0
  1. “I am sending you an audio which IS new to you.” Or “I am sending you an audio which IT´S new to you”

  2. “The first option IS the correct one” - or “The first option IT´S the correct one.”

  3. This war IT is going to be a very long war! OR This war is going to be a very long war!

4

The problem lies in comparing English with Spanish, or with any other language.

Some learners have the tendency to believe that their native language sets the rules and is the only one with some logic, and that all other languages are illogical because they don't follow the rules they take as the norm.

In answer to your question, if the noun or a relative pronoun referring to the noun are present, it is ungrammatical to include "it" after them.

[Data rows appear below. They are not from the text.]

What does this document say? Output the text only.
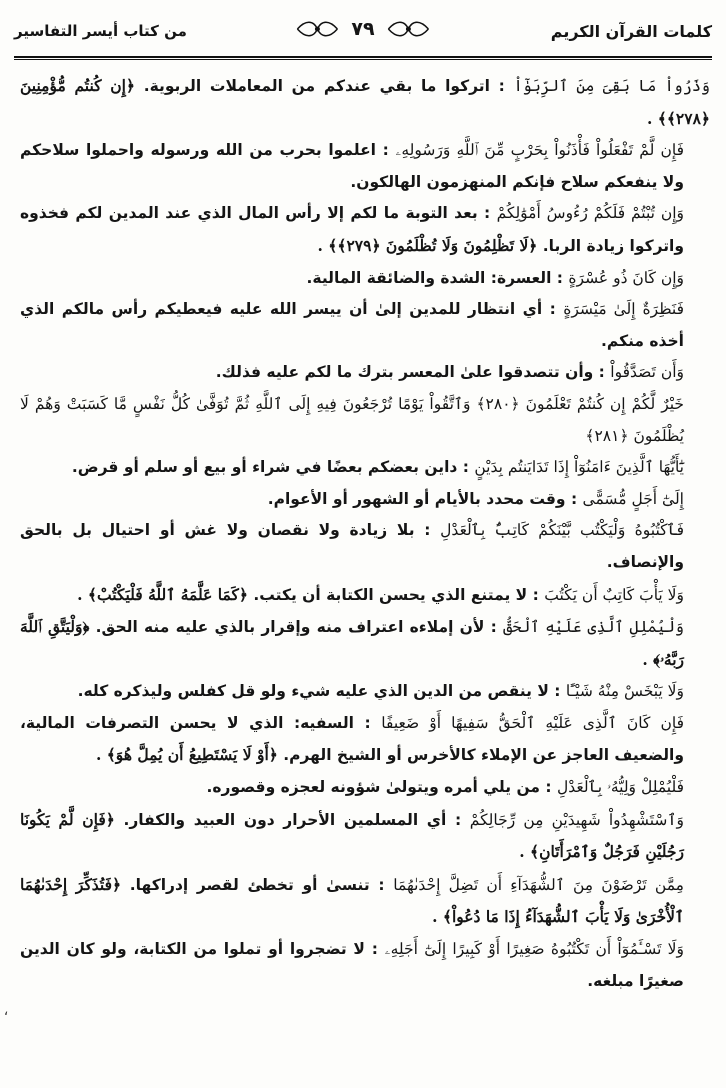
كلمات القرآن الكريم
٧٩
من كتاب أيسر التفاسير

وَذَرُواْ مَا بَقِىَ مِنَ ٱلرِّبَوٰٓاْ : اتركوا ما بقي عندكم من المعاملات الربوية. ﴿إِن كُنتُم مُّؤْمِنِينَ ﴿٢٧٨﴾﴾ .

فَإِن لَّمْ تَفْعَلُواْ فَأْذَنُواْ بِحَرْبٍ مِّنَ ٱللَّهِ وَرَسُولِهِۦ : اعلموا بحرب من الله ورسوله واحملوا سلاحكم ولا ينفعكم سلاح فإنكم المنهزمون الهالكون.

وَإِن تُبْتُمْ فَلَكُمْ رُءُوسُ أَمْوَٰلِكُمْ : بعد التوبة ما لكم إلا رأس المال الذي عند المدين لكم فخذوه واتركوا زيادة الربا. ﴿لَا تَظْلِمُونَ وَلَا تُظْلَمُونَ ﴿٢٧٩﴾﴾ .

وَإِن كَانَ ذُو عُسْرَةٍ : العسرة: الشدة والضائقة المالية.

فَنَظِرَةٌ إِلَىٰ مَيْسَرَةٍ : أي انتظار للمدين إلىٰ أن ييسر الله عليه فيعطيكم رأس مالكم الذي أخذه منكم.

وَأَن تَصَدَّقُواْ : وأن تتصدقوا علىٰ المعسر بترك ما لكم عليه فذلك.

خَيْرٌ لَّكُمْ إِن كُنتُمْ تَعْلَمُونَ ﴿٢٨٠﴾ وَٱتَّقُواْ يَوْمًا تُرْجَعُونَ فِيهِ إِلَى ٱللَّهِ ثُمَّ تُوَفَّىٰ كُلُّ نَفْسٍ مَّا كَسَبَتْ وَهُمْ لَا يُظْلَمُونَ ﴿٢٨١﴾

يَٰٓأَيُّهَا ٱلَّذِينَ ءَامَنُوٓاْ إِذَا تَدَايَنتُم بِدَيْنٍ : داين بعضكم بعضًا في شراء أو بيع أو سلم أو قرض.

إِلَىٰٓ أَجَلٍ مُّسَمًّى : وقت محدد بالأيام أو الشهور أو الأعوام.

فَٱكْتُبُوهُ وَلْيَكْتُب بَّيْنَكُمْ كَاتِبٌۢ بِٱلْعَدْلِ : بلا زيادة ولا نقصان ولا غش أو احتيال بل بالحق والإنصاف.

وَلَا يَأْبَ كَاتِبٌ أَن يَكْتُبَ : لا يمتنع الذي يحسن الكتابة أن يكتب. ﴿كَمَا عَلَّمَهُ ٱللَّهُ فَلْيَكْتُبْ﴾ .

وَلْيُمْلِلِ ٱلَّذِى عَلَيْهِ ٱلْحَقُّ : لأن إملاءه اعتراف منه وإقرار بالذي عليه منه الحق. ﴿وَلْيَتَّقِ ٱللَّهَ رَبَّهُۥ﴾ .

وَلَا يَبْخَسْ مِنْهُ شَيْـًٔا : لا ينقص من الدين الذي عليه شيء ولو قل كفلس وليذكره كله.

فَإِن كَانَ ٱلَّذِى عَلَيْهِ ٱلْحَقُّ سَفِيهًا أَوْ ضَعِيفًا : السفيه: الذي لا يحسن التصرفات المالية، والضعيف العاجز عن الإملاء كالأخرس أو الشيخ الهرم. ﴿أَوْ لَا يَسْتَطِيعُ أَن يُمِلَّ هُوَ﴾ .

فَلْيُمْلِلْ وَلِيُّهُۥ بِٱلْعَدْلِ : من يلي أمره ويتولىٰ شؤونه لعجزه وقصوره.

وَٱسْتَشْهِدُواْ شَهِيدَيْنِ مِن رِّجَالِكُمْ : أي المسلمين الأحرار دون العبيد والكفار. ﴿فَإِن لَّمْ يَكُونَا رَجُلَيْنِ فَرَجُلٌ وَٱمْرَأَتَانِ﴾ .

مِمَّن تَرْضَوْنَ مِنَ ٱلشُّهَدَآءِ أَن تَضِلَّ إِحْدَىٰهُمَا : تنسىٰ أو تخطئ لقصر إدراكها. ﴿فَتُذَكِّرَ إِحْدَىٰهُمَا ٱلْأُخْرَىٰ وَلَا يَأْبَ ٱلشُّهَدَآءُ إِذَا مَا دُعُواْ﴾ .

وَلَا تَسْـَٔمُوٓاْ أَن تَكْتُبُوهُ صَغِيرًا أَوْ كَبِيرًا إِلَىٰٓ أَجَلِهِۦ : لا تضجروا أو تملوا من الكتابة، ولو كان الدين صغيرًا مبلغه.

‘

The fact that "it" has no translation in Spanish does not make it invisible. Then, the correct sentences are:

  • I am sending you an audio which is new to you. ("which" already refers to the noun "audio")

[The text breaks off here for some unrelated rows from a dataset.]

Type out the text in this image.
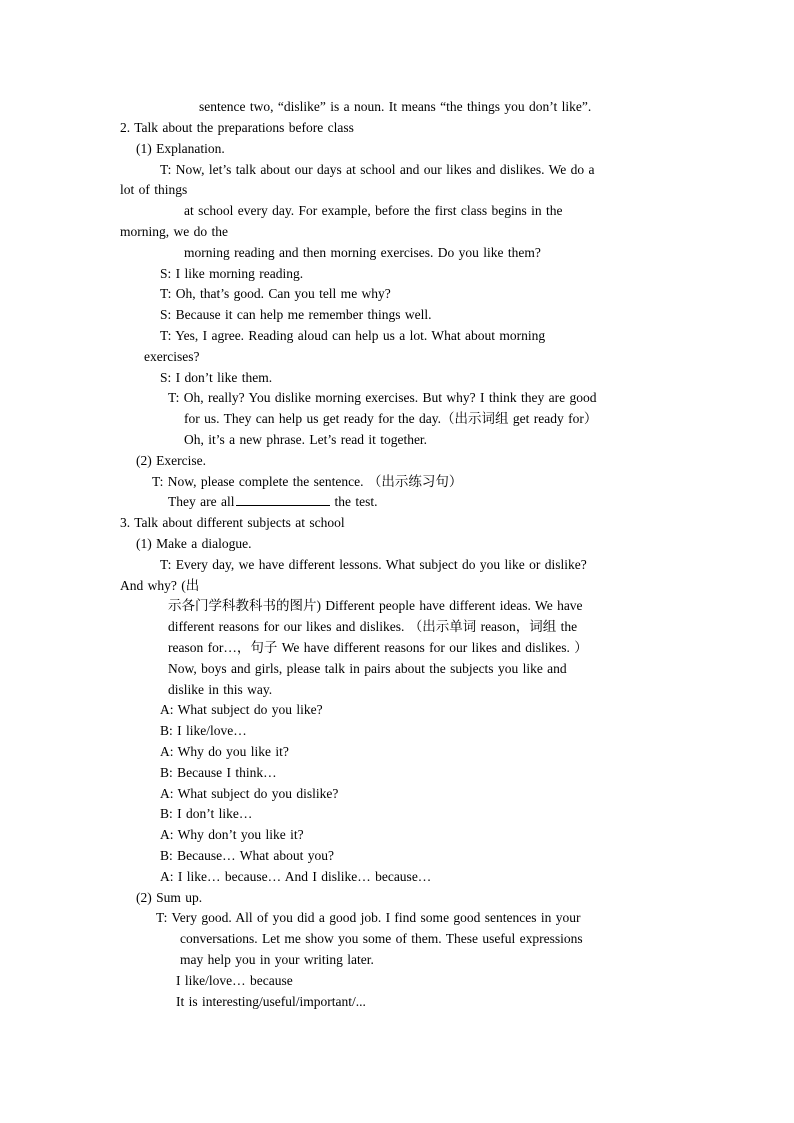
sentence two, “dislike” is a noun. It means “the things you don’t like”.
2. Talk about the preparations before class
(1) Explanation.
T: Now, let’s talk about our days at school and our likes and dislikes. We do a
lot of things
at school every day. For example, before the first class begins in the
morning, we do the
morning reading and then morning exercises. Do you like them?
S: I like morning reading.
T: Oh, that’s good. Can you tell me why?
S: Because it can help me remember things well.
T: Yes, I agree. Reading aloud can help us a lot. What about morning
exercises?
S: I don’t like them.
T: Oh, really? You dislike morning exercises. But why? I think they are good
for us. They can help us get ready for the day.（出示词组 get ready for）
Oh, it’s a new phrase. Let’s read it together.
(2) Exercise.
T: Now, please complete the sentence. （出示练习句）
They are all	the test.
3. Talk about different subjects at school
(1) Make a dialogue.
T: Every day, we have different lessons. What subject do you like or dislike?
And why? (出
示各门学科教科书的图片) Different people have different ideas. We have
different reasons for our likes and dislikes. （出示单词 reason，词组 the
reason for…，句子 We have different reasons for our likes and dislikes. ）
Now, boys and girls, please talk in pairs about the subjects you like and
dislike in this way.
A: What subject do you like?
B: I like/love…
A: Why do you like it?
B: Because I think…
A: What subject do you dislike?
B: I don’t like…
A: Why don’t you like it?
B: Because… What about you?
A: I like… because… And I dislike… because…
(2) Sum up.
T: Very good. All of you did a good job. I find some good sentences in your
conversations. Let me show you some of them. These useful expressions
may help you in your writing later.
I like/love… because
It is interesting/useful/important/...
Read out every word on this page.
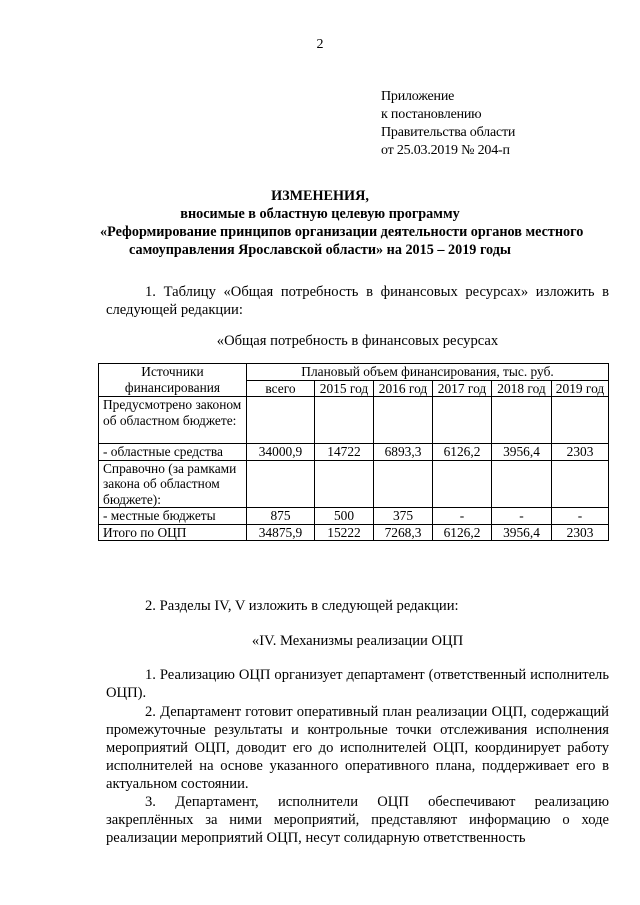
2
Приложение
к постановлению
Правительства области
от 25.03.2019 № 204-п
ИЗМЕНЕНИЯ,
вносимые в областную целевую программу
«Реформирование принципов организации деятельности органов местного
самоуправления Ярославской области» на 2015 – 2019 годы
1. Таблицу «Общая потребность в финансовых ресурсах» изложить в следующей редакции:
«Общая потребность в финансовых ресурсах
Источники финансирования	Плановый объем финансирования, тыс. руб.					
	всего	2015 год	2016 год	2017 год	2018 год	2019 год
Предусмотрено законом об областном бюджете:						
- областные средства	34000,9	14722	6893,3	6126,2	3956,4	2303
Справочно (за рамками закона об областном бюджете):						
- местные бюджеты	875	500	375	-	-	-
Итого по ОЦП	34875,9	15222	7268,3	6126,2	3956,4	2303
2. Разделы IV, V изложить в следующей редакции:
«IV. Механизмы реализации ОЦП
1. Реализацию ОЦП организует департамент (ответственный исполнитель ОЦП).
2. Департамент готовит оперативный план реализации ОЦП, содержащий промежуточные результаты и контрольные точки отслеживания исполнения мероприятий ОЦП, доводит его до исполнителей ОЦП, координирует работу исполнителей на основе указанного оперативного плана, поддерживает его в актуальном состоянии.
3. Департамент, исполнители ОЦП обеспечивают реализацию закреплённых за ними мероприятий, представляют информацию о ходе реализации мероприятий ОЦП, несут солидарную ответственность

  • The first option is the correct one. (The noun "option" is there, so using "it” after it is ungrammatical. However, if you refer to that option again, you can use "it": "The first option is the correct one. In fact, it's the only one that can work in this case.")

  • This war is going to be a very long war (OR "a very long one," to avoid repeating "war"). Now, if reference needs to be made to the same war again, then you can use "it": "This war is going to be a very long one. It can last for years."

2

English word order is Subject - Verb - Object.

Subjects and objects can be nouns.

It is a pronoun - a pronoun takes the place of a noun. If the noun is there, you don't need it and it should not be there.

The first option IS the correct one

The subject in this sentence is "the first option", so you don't use it.

If we mentioned "the first option" before, we can use it in a second sentence to avoid repeating "the first option" over and over:

I looked into the first option. It is the correct one. (It = "the first option")


You can use a technique called an "appositive phrase" I think as a form of emphasis or making sure someone knows what you are talking about. A comma is needed to make it clear.

The first option, it is the correct one.

In real speech, the speaker would place emphasis on the word it, because the reason she would say this is to make sure you understand he/she means "the first option" instead of something else.


Which is a relative pronoun, so it functions as a "connector" between clauses and a pronoun in the sense above.

I am sending you an audio which IS new to you.

Which already refers to "audio" as well as links "I am sending you an audio" and "[it] is new to you" so specifying it is redundant and doesn't work.

  • The emphatic construction you are talking about in the second section of you answer can be called "left dislocation". It's not rare, but I also don't think it is extremely common in English. It is also used more in speech than in writing. – sumelic Feb 14 '17 at 1:55
1

It is not compulsory to use IT while referring to something. The correct choices would be:

  1. I am sending you an audio which IS new to you.
  2. The first option IS the correct one
  3. This war is going to be a very long war!

If you want to use IT, the the first sentence can be modified as follows:

I am sending you an audio. IT is new to you.

Use IS or WAS along with IT for present or past tense, respectively. Do not use IT without a verb. Additionally, you can use IT'S instead of IT IS.

  • To be clear (because many native speakers also make this mistake) it's means "it is" while its (without the apostrophe) is the possessive. its-not-its.info – Andrew Feb 13 '17 at 17:11
  • Thanks @Andrew for the link to the webpage. Helped me correct some misconceptions. – Nikhil Mehta Feb 13 '17 at 18:00
0

I am sending you an audio which IS new to you.

This is correct.

I am sending you an audio which IT´S new to you.

This is incorrect. This is easier to see if we simplify the contraction:

I am sending you an audio which IT IS new to you.

The word it represents the subject, and we do not repeat the subject in a simple sentence. However, if you joined two sentences, you would need it:

I am sending you an audio; it is new to you.

This is correct, as two complete sentences (each with a subject and a verb) are joined with a semicolon.